Lunedì 26 maggio 2025 - La classica strategia 60/40 — 60% azioni, 40% obbligazioni — è tornata a brillare nel 2025, dopo anni di performance altalenante. Il modello, storicamente consigliato per chi cerca un equilibrio tra crescita e stabilità, ha generato un rendimento dell’1,6% fino a metà maggio, superando persino l’S&P 500 nello stesso periodo, secondo Bloomberg.
Alla base del rilancio c’è la rinnovata correlazione negativa tra azioni e bond statunitensi: quando i mercati azionari scendono, le obbligazioni tornano a fare da scudo, e viceversa. Il ritorno di questo meccanismo classico è un segnale positivo per gli investitori, che possono di nuovo contare su una diversificazione efficace.
A minacciare questo fragile equilibrio ci pensa la parte lunga della curva dei Treasury. I titoli a 30 anni hanno superato il 5% di rendimento, ai massimi da quasi vent’anni, spinti da vendite aggressive legate ai timori sul debito e sul deficit federale. Le pressioni si sono accentuate dopo la proposta di nuovi tagli fiscali da parte di Trump e il downgrade del rating USA da parte di Moody’s, eventi che hanno rafforzato lo scetticismo verso i bond a lunga duration.
Meglio la parte breve della curva: strategia difensiva per tempi incerti
Secondo gli esperti, la strategia 60/40 non è morta, ma va adattata focalizzandosi sul “belly of the curve”, ovvero la parte intermedia, come i Treasury a 5 anni. Questi titoli offrono una maggiore sensibilità alle manovre della Fed e minore esposizione al rischio fiscale rispetto ai trentennali.
I dati lo confermano: da inizio anno, le obbligazioni a breve e medio termine hanno sovraperformato quelle a lunga scadenza. È il fenomeno noto come curve steepening, in cui i rendimenti di lungo periodo salgono mentre quelli a breve calano o restano stabili. La parte lunga viene penalizzata da aspettative di crescita lenta, deficit elevati e inflazione strutturale.
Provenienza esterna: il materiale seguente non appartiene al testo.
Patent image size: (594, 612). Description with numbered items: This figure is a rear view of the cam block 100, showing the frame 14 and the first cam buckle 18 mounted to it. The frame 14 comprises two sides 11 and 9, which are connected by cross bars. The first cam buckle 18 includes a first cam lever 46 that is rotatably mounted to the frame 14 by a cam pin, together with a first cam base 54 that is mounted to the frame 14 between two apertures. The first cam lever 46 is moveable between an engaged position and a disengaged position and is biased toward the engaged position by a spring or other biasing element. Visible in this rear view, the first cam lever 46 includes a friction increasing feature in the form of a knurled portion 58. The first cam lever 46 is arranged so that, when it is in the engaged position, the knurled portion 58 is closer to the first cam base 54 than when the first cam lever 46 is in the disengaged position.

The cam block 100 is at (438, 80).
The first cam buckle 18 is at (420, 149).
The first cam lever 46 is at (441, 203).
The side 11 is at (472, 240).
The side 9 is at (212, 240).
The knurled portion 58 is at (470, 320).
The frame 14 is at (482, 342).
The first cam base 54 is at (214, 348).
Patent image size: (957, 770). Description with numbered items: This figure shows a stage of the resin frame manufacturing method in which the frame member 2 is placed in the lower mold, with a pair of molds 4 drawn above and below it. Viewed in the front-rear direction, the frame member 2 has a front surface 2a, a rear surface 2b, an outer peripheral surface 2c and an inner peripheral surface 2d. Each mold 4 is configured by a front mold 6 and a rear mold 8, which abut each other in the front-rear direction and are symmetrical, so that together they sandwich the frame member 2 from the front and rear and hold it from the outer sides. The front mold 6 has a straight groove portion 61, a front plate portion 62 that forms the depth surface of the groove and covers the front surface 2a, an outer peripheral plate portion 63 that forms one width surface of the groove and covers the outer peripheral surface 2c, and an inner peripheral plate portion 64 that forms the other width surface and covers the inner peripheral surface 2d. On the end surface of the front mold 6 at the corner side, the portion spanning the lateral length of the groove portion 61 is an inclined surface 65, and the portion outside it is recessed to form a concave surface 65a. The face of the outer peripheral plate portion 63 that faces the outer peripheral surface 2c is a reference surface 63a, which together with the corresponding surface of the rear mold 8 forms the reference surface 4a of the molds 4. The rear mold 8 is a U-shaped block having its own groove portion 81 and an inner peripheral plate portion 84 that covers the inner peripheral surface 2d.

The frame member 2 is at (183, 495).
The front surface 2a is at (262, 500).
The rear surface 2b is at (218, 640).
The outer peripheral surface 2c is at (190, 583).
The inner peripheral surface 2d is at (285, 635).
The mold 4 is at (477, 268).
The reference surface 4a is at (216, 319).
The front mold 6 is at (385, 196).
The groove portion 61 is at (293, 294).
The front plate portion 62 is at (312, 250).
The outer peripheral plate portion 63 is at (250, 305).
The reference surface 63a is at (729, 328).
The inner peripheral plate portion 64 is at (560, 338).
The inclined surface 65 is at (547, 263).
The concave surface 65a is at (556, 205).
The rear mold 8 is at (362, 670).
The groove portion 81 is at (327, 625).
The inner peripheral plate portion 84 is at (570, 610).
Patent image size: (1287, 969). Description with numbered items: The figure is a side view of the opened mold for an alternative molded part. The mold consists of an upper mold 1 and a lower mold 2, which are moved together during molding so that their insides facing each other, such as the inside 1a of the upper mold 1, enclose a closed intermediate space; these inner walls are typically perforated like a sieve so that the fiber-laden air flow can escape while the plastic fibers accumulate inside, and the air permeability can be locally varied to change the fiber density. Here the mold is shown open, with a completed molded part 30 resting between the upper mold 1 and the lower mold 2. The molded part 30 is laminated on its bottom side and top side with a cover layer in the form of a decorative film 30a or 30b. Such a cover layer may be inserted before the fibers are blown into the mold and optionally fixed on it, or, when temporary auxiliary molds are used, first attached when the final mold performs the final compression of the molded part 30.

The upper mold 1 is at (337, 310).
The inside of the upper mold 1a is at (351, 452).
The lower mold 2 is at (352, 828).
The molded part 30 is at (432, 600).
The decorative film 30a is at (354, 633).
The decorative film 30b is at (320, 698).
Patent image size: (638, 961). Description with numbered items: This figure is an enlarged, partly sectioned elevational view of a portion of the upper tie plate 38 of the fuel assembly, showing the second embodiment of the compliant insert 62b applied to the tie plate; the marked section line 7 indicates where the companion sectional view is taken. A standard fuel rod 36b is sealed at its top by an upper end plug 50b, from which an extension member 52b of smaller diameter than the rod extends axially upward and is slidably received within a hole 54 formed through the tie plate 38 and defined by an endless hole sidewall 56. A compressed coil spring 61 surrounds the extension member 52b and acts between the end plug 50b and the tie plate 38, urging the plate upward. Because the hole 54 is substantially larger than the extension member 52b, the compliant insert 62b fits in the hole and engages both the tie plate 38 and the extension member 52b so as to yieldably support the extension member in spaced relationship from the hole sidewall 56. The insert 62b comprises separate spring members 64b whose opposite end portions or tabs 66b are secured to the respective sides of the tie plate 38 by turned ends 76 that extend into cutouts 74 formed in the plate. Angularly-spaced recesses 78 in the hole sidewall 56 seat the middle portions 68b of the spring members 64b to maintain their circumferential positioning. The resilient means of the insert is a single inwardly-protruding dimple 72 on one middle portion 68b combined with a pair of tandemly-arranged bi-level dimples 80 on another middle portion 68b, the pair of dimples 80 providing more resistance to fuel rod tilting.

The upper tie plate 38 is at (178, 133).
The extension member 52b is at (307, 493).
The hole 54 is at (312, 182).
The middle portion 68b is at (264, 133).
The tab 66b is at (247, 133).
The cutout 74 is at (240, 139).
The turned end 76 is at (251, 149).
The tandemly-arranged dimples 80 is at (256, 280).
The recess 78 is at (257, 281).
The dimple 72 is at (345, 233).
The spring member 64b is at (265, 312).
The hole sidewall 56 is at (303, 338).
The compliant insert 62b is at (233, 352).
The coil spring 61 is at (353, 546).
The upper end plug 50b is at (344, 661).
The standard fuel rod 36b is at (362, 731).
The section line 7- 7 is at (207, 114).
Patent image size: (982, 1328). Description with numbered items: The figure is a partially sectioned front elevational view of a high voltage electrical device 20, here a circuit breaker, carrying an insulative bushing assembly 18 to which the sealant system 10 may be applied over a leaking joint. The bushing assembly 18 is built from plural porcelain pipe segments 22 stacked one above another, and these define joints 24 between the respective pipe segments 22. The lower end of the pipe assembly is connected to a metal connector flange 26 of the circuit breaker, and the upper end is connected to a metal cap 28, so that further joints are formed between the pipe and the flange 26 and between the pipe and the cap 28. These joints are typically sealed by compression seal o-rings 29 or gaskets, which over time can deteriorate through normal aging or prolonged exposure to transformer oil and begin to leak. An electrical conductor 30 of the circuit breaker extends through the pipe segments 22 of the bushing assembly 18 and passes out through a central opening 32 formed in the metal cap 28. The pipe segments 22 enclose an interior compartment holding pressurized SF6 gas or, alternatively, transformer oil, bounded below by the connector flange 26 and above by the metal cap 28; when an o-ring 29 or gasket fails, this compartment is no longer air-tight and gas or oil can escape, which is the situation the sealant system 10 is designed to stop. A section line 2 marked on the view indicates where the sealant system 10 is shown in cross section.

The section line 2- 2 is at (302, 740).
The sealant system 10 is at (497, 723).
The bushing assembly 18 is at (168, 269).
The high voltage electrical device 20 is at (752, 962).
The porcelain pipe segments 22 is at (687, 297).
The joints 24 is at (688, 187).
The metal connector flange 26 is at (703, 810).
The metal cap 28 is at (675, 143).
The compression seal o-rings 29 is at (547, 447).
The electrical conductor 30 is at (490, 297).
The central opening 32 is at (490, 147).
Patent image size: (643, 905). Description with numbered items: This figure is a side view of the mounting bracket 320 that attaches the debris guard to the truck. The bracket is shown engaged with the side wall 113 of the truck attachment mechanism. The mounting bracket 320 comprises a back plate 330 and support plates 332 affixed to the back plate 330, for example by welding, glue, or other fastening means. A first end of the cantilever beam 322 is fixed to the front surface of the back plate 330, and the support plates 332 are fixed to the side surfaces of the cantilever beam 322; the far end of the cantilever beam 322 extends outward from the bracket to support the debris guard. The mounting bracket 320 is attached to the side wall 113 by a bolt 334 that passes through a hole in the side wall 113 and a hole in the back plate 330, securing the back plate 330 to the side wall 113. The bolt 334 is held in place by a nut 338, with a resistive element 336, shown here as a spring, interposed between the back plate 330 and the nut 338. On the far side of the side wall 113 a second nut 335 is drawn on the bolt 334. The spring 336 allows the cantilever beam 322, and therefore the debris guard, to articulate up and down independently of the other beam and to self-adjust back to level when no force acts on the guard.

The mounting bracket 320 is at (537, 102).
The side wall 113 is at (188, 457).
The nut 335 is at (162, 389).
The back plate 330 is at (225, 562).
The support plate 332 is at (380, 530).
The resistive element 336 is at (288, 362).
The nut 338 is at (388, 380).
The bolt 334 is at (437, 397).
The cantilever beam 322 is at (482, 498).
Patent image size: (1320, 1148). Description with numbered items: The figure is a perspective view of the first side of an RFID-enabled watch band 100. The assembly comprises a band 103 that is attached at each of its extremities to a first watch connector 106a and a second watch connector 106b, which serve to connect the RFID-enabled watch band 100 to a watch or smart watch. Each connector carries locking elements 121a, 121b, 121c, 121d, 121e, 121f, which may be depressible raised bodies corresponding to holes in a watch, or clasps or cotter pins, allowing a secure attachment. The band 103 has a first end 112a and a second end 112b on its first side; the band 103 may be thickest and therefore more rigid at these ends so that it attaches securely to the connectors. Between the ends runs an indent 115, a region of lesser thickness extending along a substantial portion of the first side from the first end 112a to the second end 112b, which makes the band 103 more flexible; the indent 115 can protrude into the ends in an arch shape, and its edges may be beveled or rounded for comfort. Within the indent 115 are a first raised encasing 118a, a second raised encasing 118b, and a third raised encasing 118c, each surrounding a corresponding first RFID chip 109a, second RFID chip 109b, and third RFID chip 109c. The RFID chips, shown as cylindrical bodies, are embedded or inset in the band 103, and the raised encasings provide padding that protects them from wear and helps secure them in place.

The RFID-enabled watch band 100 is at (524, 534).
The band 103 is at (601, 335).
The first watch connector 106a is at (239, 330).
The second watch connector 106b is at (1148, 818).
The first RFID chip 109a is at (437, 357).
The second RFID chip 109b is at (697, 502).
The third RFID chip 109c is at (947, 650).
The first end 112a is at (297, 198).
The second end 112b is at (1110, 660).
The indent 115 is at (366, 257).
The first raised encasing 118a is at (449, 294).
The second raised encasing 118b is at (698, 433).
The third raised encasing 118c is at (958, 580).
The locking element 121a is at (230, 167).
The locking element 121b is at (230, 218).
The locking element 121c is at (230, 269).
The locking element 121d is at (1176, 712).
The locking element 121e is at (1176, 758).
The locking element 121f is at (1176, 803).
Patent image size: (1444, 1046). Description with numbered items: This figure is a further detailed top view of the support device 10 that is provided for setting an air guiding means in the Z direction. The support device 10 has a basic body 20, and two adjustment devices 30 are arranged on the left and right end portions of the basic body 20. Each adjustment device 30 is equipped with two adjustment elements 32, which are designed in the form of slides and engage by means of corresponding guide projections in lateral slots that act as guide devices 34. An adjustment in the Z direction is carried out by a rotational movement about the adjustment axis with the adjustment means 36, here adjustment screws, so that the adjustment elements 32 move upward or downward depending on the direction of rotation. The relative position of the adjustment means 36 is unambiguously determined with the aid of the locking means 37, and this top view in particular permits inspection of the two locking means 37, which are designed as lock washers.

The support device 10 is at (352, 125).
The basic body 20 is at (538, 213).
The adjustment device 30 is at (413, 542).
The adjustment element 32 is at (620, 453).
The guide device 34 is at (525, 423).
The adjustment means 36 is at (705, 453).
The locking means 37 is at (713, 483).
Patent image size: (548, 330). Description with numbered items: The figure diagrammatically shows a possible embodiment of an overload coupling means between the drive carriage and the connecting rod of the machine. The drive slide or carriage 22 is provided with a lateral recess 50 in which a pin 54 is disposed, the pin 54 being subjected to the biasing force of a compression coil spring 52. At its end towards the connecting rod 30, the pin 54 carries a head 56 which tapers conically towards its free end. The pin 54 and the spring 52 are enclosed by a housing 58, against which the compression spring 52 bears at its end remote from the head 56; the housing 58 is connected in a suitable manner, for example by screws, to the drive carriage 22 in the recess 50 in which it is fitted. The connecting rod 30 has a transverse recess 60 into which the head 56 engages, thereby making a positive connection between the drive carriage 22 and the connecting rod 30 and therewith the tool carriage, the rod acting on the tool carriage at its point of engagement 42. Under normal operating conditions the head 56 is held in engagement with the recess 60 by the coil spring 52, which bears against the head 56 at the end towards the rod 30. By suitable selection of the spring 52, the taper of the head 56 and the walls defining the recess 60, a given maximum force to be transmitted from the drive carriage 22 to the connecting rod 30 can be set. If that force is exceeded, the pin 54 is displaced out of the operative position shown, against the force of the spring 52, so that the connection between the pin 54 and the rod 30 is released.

Il Bloomberg Treasury Index, con una duration media di 5,7 anni, continua a mostrare una correlazione negativa con le azioni, e questo spiega la sua capacità protettiva. Inoltre, gli yield attuali delle obbligazioni (circa 4,8%) sono comparabili ai rendimenti attesi delle azioni (6-7% annuo), secondo Manulife, rendendo i bond un’alternativa concreta per riequilibrare il portafoglio.
Con un S&P 500 vicino a valutazioni storicamente elevate, sempre più gestori — da JPMorgan a Wells Fargo — raccomandano una rotazione verso il reddito fisso, puntando su strumenti con duration controllata e maggiore visibilità sui flussi di cassa.
Focus sulla duration: come cambia la gestione obbligazionaria nel 2025
Per l'investitore obbligazionario, la vera sfida oggi è gestire attivamente la duration. In uno scenario di tassi alti e incertezza fiscale, esporsi a scadenze troppo lunghe può aumentare il rischio di perdite in conto capitale, come dimostrano le recenti performance dei Treasury a 30 anni. Al contrario, una duration più breve — tra i 2 e i 7 anni — permette di limitare la volatilità e beneficiare di eventuali tagli della Fed, mantenendo una buona redditività in termini reali.
Le strategie più evolute stanno sfruttando strumenti come ETF a duration controllata, bond corporate investment grade a breve scadenza, e titoli governativi “belly-focused” (come i 5Y), che catturano il meglio del ciclo attuale: rendimento decente, rischio contenuto e possibilità di apprezzamento in caso di rallentamento economico. In sintesi, la chiave non è evitare i bond, ma selezionare la giusta scadenza.